Varnish nighmare after upgrading : epilogue ?

Fri Dec 22 20:33:34 UTC 2017

On 23/11/2017 21:57, Raphael Mazelier wrote:
> 
> A short following of the situation and what seems to mitigate the 
> problem/make this platform works.
> After lot of testing and A/B testing, the solution for us was to make 
> more smaller instances.
> We basically double all the servers(vms) , but in the other hand divide 
> by two (or more) the ram, and the memory allocated to varnish.
> We also revert using malloc with little ram (4G) , 12g on the vm(s). We 
> also make scheduled task to flush the cache (restarting varnish).
> This is a completely counter intuitive, because nuking some entries 
> seems better to handle a big cache with no nuke.
> In my understating it means that our hot content remains in the cache, 
> and nuking object is OK. This may also means that our ttl in objects are 
> completly wrong.
> 
> Anyway it seems working.

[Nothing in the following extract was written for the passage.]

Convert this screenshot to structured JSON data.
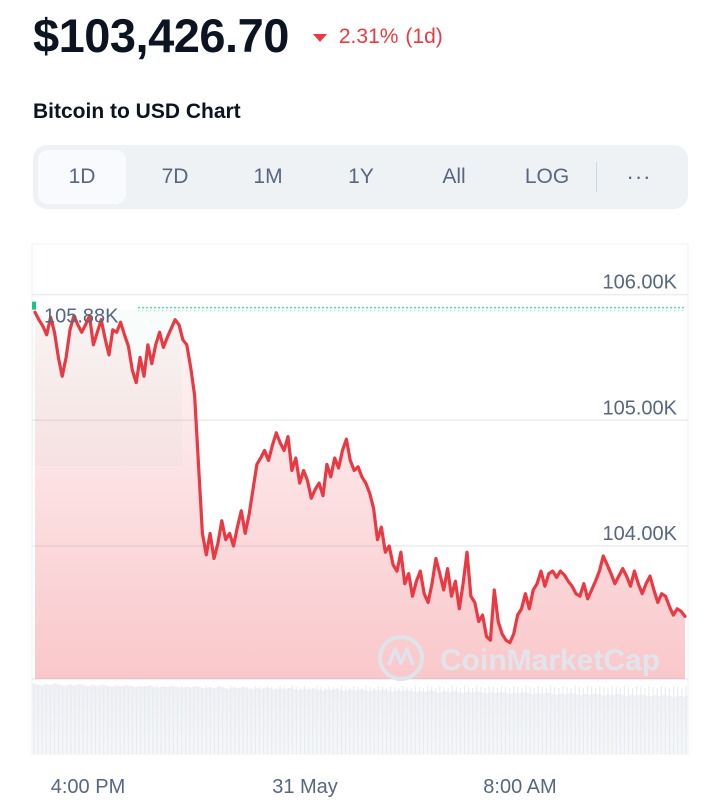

Thanks a lot for the people who help us. (and 
> I'm sure we can find a way to re-tribute this).
> 

Another follow up for posterity :)

I think we have finally succeed restoring a nominal service on your 
application. The main problem in the varnish side was the use of a two 
stage caching pattern for non cachable requests. We completely 
misunderstood the hit for pass concept ; resulting in many request being 
kept in the waiting list at the two stage, specifically in peak. Since 
theses requests can not be cached it seems that piping them in level 1 
is more than enough.  To be fair we also fix some little things in our 
application code too :)

Happy Holidays.

--
Raphael Mazelier